Download or read book Fragments of Lichtenberg written by Pierre Senges and published by Deep Vellum Publishing. This book was released on 2017-01-27 with total page 475 pages. Available in PDF, EPUB and Kindle. Book excerpt: The eighteenth-century German physicist Georg Christoph Lichtenberg left behind at the time of his death thousands of fragmentary notes commenting on a dazzling and at the same time puzzling array of subjects. Pierre Senges’s Fragments of Lichtenberg imaginatively and hilariously reconstructs the efforts of scholars across three centuries to piece together Lichtenberg’s disparate notes into a coherent philosophical or artistic statement.
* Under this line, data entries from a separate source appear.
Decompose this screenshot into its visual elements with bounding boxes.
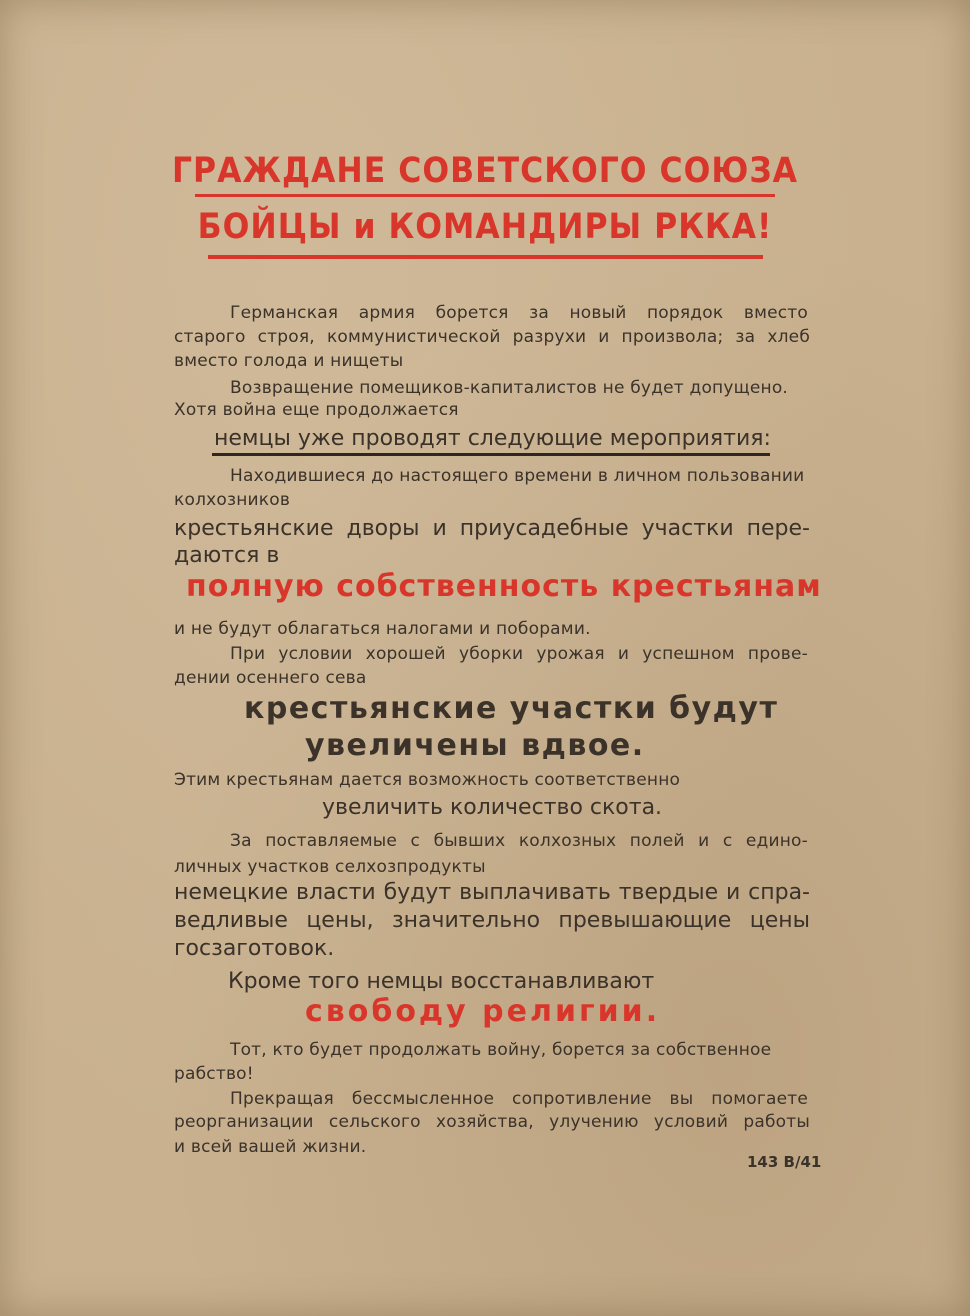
- paragraph-1-line-1: Германская армия борется за новый порядок вместо: [230, 303, 808, 323]
- paragraph-10-line-2: увеличить количество скота.: [322, 795, 663, 820]
- paragraph-15-line-2: рабство!: [174, 1064, 254, 1084]
- paragraph-12-line-1: немецкие власти будут выплачивать твердые и спра-: [174, 880, 810, 905]
- headline-line-2: БОЙЦЫ и КОМАНДИРЫ РККА!: [197, 207, 773, 247]
- paragraph-2-line-2: Хотя война еще продолжается: [174, 400, 459, 420]
- paragraph-10-line-1: Этим крестьянам дается возможность соответственно: [174, 770, 681, 790]
- paragraph-5-line-2: даются в: [174, 543, 280, 568]
- paragraph-3-heading: немцы уже проводят следующие мероприятия:: [214, 426, 771, 451]
- paragraph-8-line-2: дении осеннего сева: [174, 668, 367, 688]
- headline-line-1: ГРАЖДАНЕ СОВЕТСКОГО СОЮЗА: [171, 151, 799, 191]
- paragraph-16-line-2: реорганизации сельского хозяйства, улучению условий работы: [174, 1112, 810, 1132]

What emerges instead from their efforts are a wide variety of conflicting and competing Lichtenbergs – the poet, the physicist, the philosopher, the humorist – and a very funny meditation on the way interpretations and speculation create new histories and new realities. In just over half a century, Georg Christoph Lichtenberg (1742-1799) had the time to be all of the following: a hunchback; a mathematician; a physics professor; a connoisseur of hare pate; a hermit; an electrical theorist; a skirtchaser; a friend of King George III of England; an asthmatic; a defender of reason; a hypochondriac; a dying man; and the author of 8,000 fragments written with ink and goose quills. Traditionally those fragments have been considered no more than aphorisms, to be sipped like fine schnapps, but certain scholars claim, however, that his famous Wastebooks are really the scattered pieces of a Great Novel, and that this might yet be reconstructed, with the help of scissors, glue, and paper, and by using what is left of our imaginations. The present volume retracts, among other things, the work undertaken for more than a century by valiant Lichtenbergians.